The Douglas fir is one of the most popular trees for Christmas because it’s beautiful, aromatic, lasts a long time, its needles won’t hurt you when touched, and the branches are strong enough for hanging heavier ornaments. Although the needles of the Blue spruce hurt when touched because the ends are pointier, it’s more expensive. Needle retention is considered excellent on all the pine and fir trees, especially the Blue spruce which holds it’s needles well, followed by the Norway and White spruce.

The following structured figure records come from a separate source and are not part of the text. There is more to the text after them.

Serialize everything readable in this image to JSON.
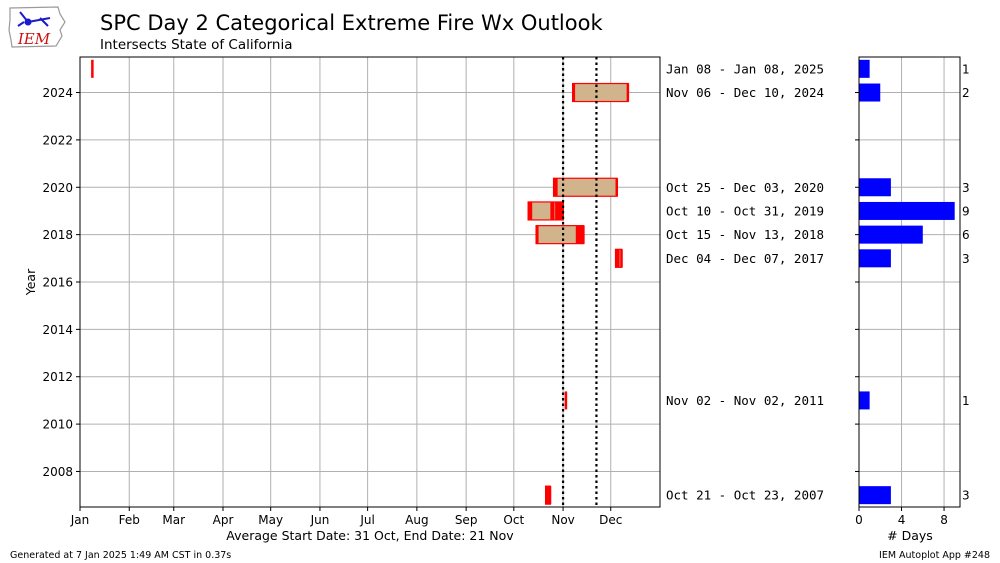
{
  "title": "SPC Day 2 Categorical Extreme Fire Wx Outlook",
  "subtitle": "Intersects State of California",
  "footer_left": "Generated at 7 Jan 2025 1:49 AM CST in 0.37s",
  "footer_right": "IEM Autoplot App #248",
  "logo_text": "IEM",
  "chart_data": [
    {
      "type": "bar",
      "orientation": "horizontal-timeline",
      "ylabel": "Year",
      "xlabel": "Average Start Date: 31 Oct, End Date: 21 Nov",
      "x_ticks": [
        "Jan",
        "Feb",
        "Mar",
        "Apr",
        "May",
        "Jun",
        "Jul",
        "Aug",
        "Sep",
        "Oct",
        "Nov",
        "Dec"
      ],
      "y_ticks": [
        2008,
        2010,
        2012,
        2014,
        2016,
        2018,
        2020,
        2022,
        2024
      ],
      "ylim": [
        2006.5,
        2025.5
      ],
      "xlim_day_of_year": [
        1,
        366
      ],
      "average_start_day": 305,
      "average_end_day": 326,
      "colors": {
        "event": "#ff0000",
        "span_fill": "#d2b48c",
        "span_edge": "#ff0000",
        "avg_line": "#000000",
        "grid": "#b0b0b0"
      },
      "series": [
        {
          "year": 2025,
          "range_label": "Jan 08 - Jan 08, 2025",
          "start_day": 8,
          "end_day": 8,
          "event_days": [
            8
          ]
        },
        {
          "year": 2024,
          "range_label": "Nov 06 - Dec 10, 2024",
          "start_day": 311,
          "end_day": 345,
          "event_days": [
            311,
            345
          ]
        },
        {
          "year": 2020,
          "range_label": "Oct 25 - Dec 03, 2020",
          "start_day": 299,
          "end_day": 338,
          "event_days": [
            299,
            300,
            338
          ]
        },
        {
          "year": 2019,
          "range_label": "Oct 10 - Oct 31, 2019",
          "start_day": 283,
          "end_day": 304,
          "event_days": [
            283,
            284,
            297,
            298,
            300,
            301,
            302,
            303,
            304
          ]
        },
        {
          "year": 2018,
          "range_label": "Oct 15 - Nov 13, 2018",
          "start_day": 288,
          "end_day": 317,
          "event_days": [
            288,
            313,
            314,
            315,
            316,
            317
          ]
        },
        {
          "year": 2017,
          "range_label": "Dec 04 - Dec 07, 2017",
          "start_day": 338,
          "end_day": 341,
          "event_days": [
            338,
            339,
            341
          ]
        },
        {
          "year": 2011,
          "range_label": "Nov 02 - Nov 02, 2011",
          "start_day": 306,
          "end_day": 306,
          "event_days": [
            306
          ]
        },
        {
          "year": 2007,
          "range_label": "Oct 21 - Oct 23, 2007",
          "start_day": 294,
          "end_day": 296,
          "event_days": [
            294,
            295,
            296
          ]
        }
      ]
    },
    {
      "type": "bar",
      "orientation": "horizontal",
      "xlabel": "# Days",
      "x_ticks": [
        0,
        4,
        8
      ],
      "xlim": [
        0,
        9.5
      ],
      "color": "#0000ff",
      "categories": [
        2025,
        2024,
        2020,
        2019,
        2018,
        2017,
        2011,
        2007
      ],
      "values": [
        1,
        2,
        3,
        9,
        6,
        3,
        1,
        3
      ]
    }
  ]
}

John E. Perry, executive secretary of the New Jersey Christmas Christmas_Tree Growers’ Association (NJCTGA), suggests that before cutting a tree, you decide where you’d like to place it in your home. “Think about the height of your ceiling and whether the ornaments you’ll be hanging will be heavy or light,” he cautions. “This will determine the species, size, shape, and density of the tree you purchase. Remember, too, that trees appear smaller in the field, and while it’s important to check for freshness, this isn’t a matter of concern when a tree is cut a day or two before being brought indoors.”

If you prefer purchasing a tree closer to home where trees have already been cut, such as a nursery or Farm & Garden Center, the NJCTGA suggests testing for freshness by placing a needle between your thumb and forefinger, bring your fingers together and, if bent gently, the needle from a fresh tree should bend, not break. Also, lift the tree a few inches off the ground, drop it down on the stump end, and if you see a great number of outside green needles falling off, the tree may not be fresh.

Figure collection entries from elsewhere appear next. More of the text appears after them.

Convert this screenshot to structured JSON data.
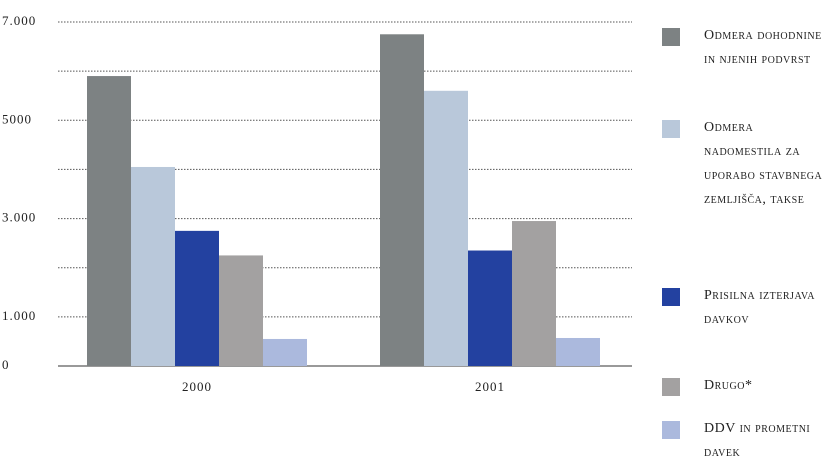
{
  "chart_data": {
    "type": "bar",
    "categories": [
      "2000",
      "2001"
    ],
    "series": [
      {
        "name": "Odmera dohodnine in njenih podvrst",
        "color": "#7d8283",
        "values": [
          5900,
          6750
        ]
      },
      {
        "name": "Odmera nadomestila za uporabo stavbnega zemljišča, takse",
        "color": "#b9c8da",
        "values": [
          4050,
          5600
        ]
      },
      {
        "name": "Prisilna izterjava davkov",
        "color": "#2341a0",
        "values": [
          2750,
          2350
        ]
      },
      {
        "name": "Drugo*",
        "color": "#a3a1a1",
        "values": [
          2250,
          2950
        ]
      },
      {
        "name": "DDV in prometni davek",
        "color": "#abb9dd",
        "values": [
          550,
          570
        ]
      }
    ],
    "ylim": [
      0,
      7000
    ],
    "yticks": [
      0,
      {
        "value": 1000,
        "label": "1.000"
      },
      {
        "value": 3000,
        "label": "3.000"
      },
      5000,
      {
        "value": 7000,
        "label": "7.000"
      }
    ],
    "minor_gridlines": [
      2000,
      4000,
      6000
    ],
    "grid": true
  }
}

To ensure that the tree you lovingly chose will last through the holidays, the NJCTGA recommends the following:

•Leave the tree outdoors, protected from wind and sun, until you’re ready to decorate it. If you’ve purchased one more than a week before you want to bring it inside, keep the tree trunk in a large container of water.

•Before bringing it indoors, make a fresh straight cut across the tree trunk about an inch up from the original cut and immediately place it into a stand or container capable of holding a minimum of one gallon of water and fill it with fresh water.

•Check the water level each day and don’t allow it to drop below the trunk end or the tree will dry out much more quickly.

•Keep the tree away from any heat source while inside the house, but if it’s possible, bring the tree into a partially heated area (basement or porch) the night before decorating so it adjusts gradually to the warmer temperature in your house.


•Tree farms create and maintain green belts and open space, help to minimize soil erosion, protect water supplies and quality, and provide habitat and environmental diversity that is utilized by a variety of wildlife.

•It takes 5 to 15 years to grow a Christmas tree. Because the young trees have a high rate of photosynthesis, they produce more oxygen than older trees.

•One acre of real trees produces the daily oxygen requirements for 18 people.

•Real trees are recyclable. Many towns pick them up after the holidays for chipping into mulch and compost; they can be used as brush piles for wildlife habitat, beach and sand dune stabilization and protection; or put in the back yard to protect the birds from the cold during winter.


•Check all electric lights and connections.

•Never use lighted candles on the tree.

•Unplug tree lights before going to bed or leaving the house.


To find a tree farm close to home, call an association’s tree hotline found in the Yellow Pages for your state.


Did you know that mistletoe is a sign of love and friendship in Norse mythology? It’s also believed to have healing powers in numerous cultures and also, some believe that opposing armies will lay down their arms when they are united under the mistletoe.

Here in Florida, you can see live mistletoe in certain trees, and it looks like a big bird’s nest depending on how long it’s been on the tree. The habit of kissing under the mistletoe began in early England, but the original translation called for a berry being plucked before anyone may be kissed. That’s pretty hard to do when the mistletoe is usually found high up on one of the branches! Still, when all the berries are gone, the kissing period is over.